- Born: Orlando Duarte Figueiredo 18 February 1932 Rancharia, São Paulo, Brazil
- Died: 15 December 2020 (aged 88) São Paulo, São Paulo, Brazil
- Occupation(s): Sports journalist and commentator

= Orlando Duarte =

Brazilian sports journalist (1932–2020)

Orlando Duarte Figueiredo (18 February 1932 – 15 December 2020) was a Brazilian sports journalist and commentator.

==Career==
He was one of the most complete sports chroniclers in Brazil. Acting for a long time on radio and television in São Paulo and writing a column distributed throughout the country, he covered 14 world football championships, ten Olympic Games and championships of various sports.

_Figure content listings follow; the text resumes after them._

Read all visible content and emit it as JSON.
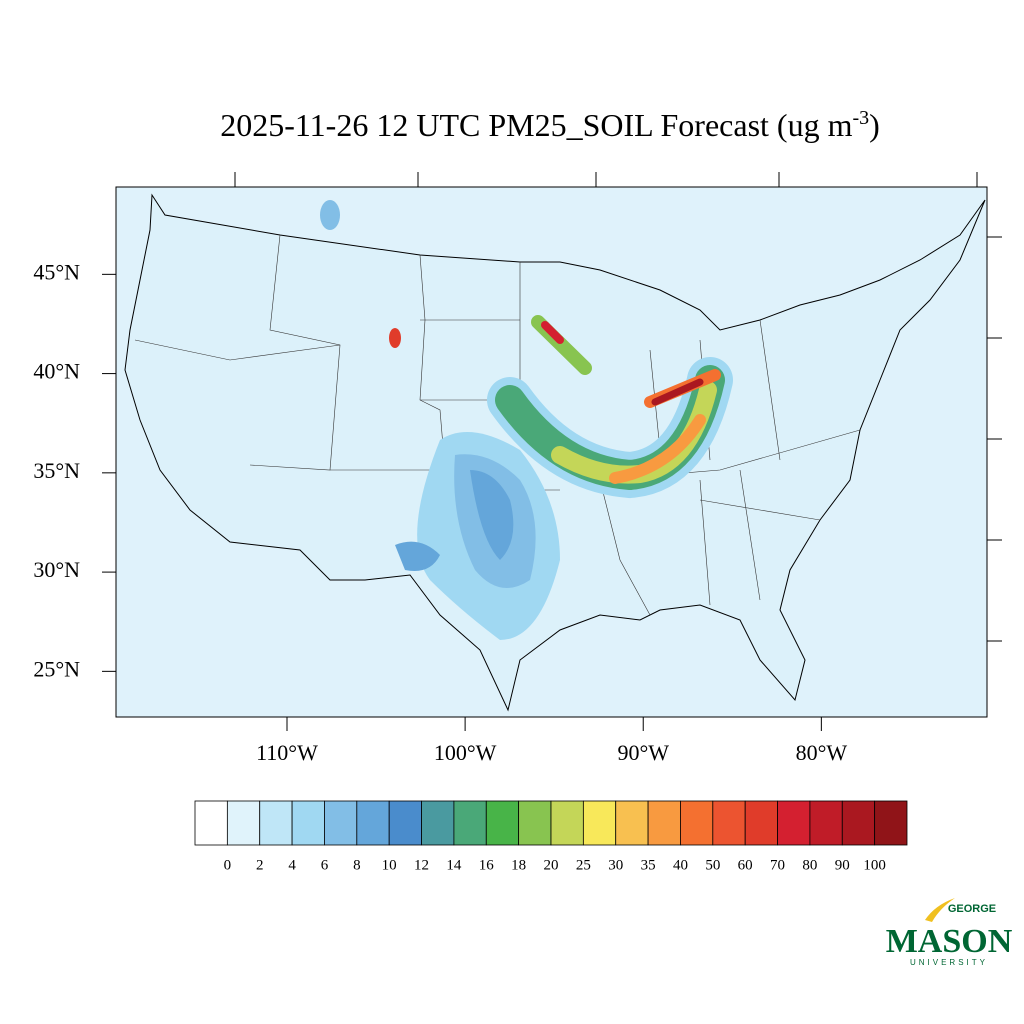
{
  "chart_data": {
    "type": "contour-map",
    "title": {
      "text": "2025-11-26 12 UTC PM25_SOIL Forecast (ug m",
      "superscript": "-3",
      "close": ")"
    },
    "xlim": [
      -119.6,
      -70.7
    ],
    "ylim": [
      22.7,
      49.4
    ],
    "xticks": [
      {
        "value": -110,
        "label": "110°W"
      },
      {
        "value": -100,
        "label": "100°W"
      },
      {
        "value": -90,
        "label": "90°W"
      },
      {
        "value": -80,
        "label": "80°W"
      }
    ],
    "yticks": [
      {
        "value": 45,
        "label": "45°N"
      },
      {
        "value": 40,
        "label": "40°N"
      },
      {
        "value": 35,
        "label": "35°N"
      },
      {
        "value": 30,
        "label": "30°N"
      },
      {
        "value": 25,
        "label": "25°N"
      }
    ],
    "colorbar": {
      "levels": [
        0,
        2,
        4,
        6,
        8,
        10,
        12,
        14,
        16,
        18,
        20,
        25,
        30,
        35,
        40,
        50,
        60,
        70,
        80,
        90,
        100
      ],
      "colors": [
        "#ffffff",
        "#e0f3fb",
        "#bfe6f7",
        "#a0d8f2",
        "#82bee6",
        "#64a6da",
        "#4a8ccc",
        "#4a9aa0",
        "#4aa878",
        "#48b448",
        "#88c450",
        "#c4d658",
        "#f8e85a",
        "#f8c050",
        "#f89a40",
        "#f47030",
        "#ec5430",
        "#e03c2a",
        "#d42030",
        "#c01c28",
        "#aa1820",
        "#901418"
      ]
    },
    "logo": {
      "top": "GEORGE",
      "main": "MASON",
      "bottom": "UNIVERSITY"
    }
  }
}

Duarte covered all the World Cups during the period between 1950 and 2006. During the 1960s, he was a journalist continually covering Santos' masterful team closely, and ended up becoming a personal friend of Pelé. Duarte would write the player's official biography years later. His broadcasting career was interrupted in 2007 due to his health. In February 2019, his wife revealed that the commentator suffered from Alzheimer's disease, which showed signs after the 2018 World Cup.

==Death==
Duarte died on 15 December 2020, a victim of COVID-19 during the COVID-19 pandemic in Brazil, after three weeks of hospitalization to treat two aneurysms and coronavirus symptoms.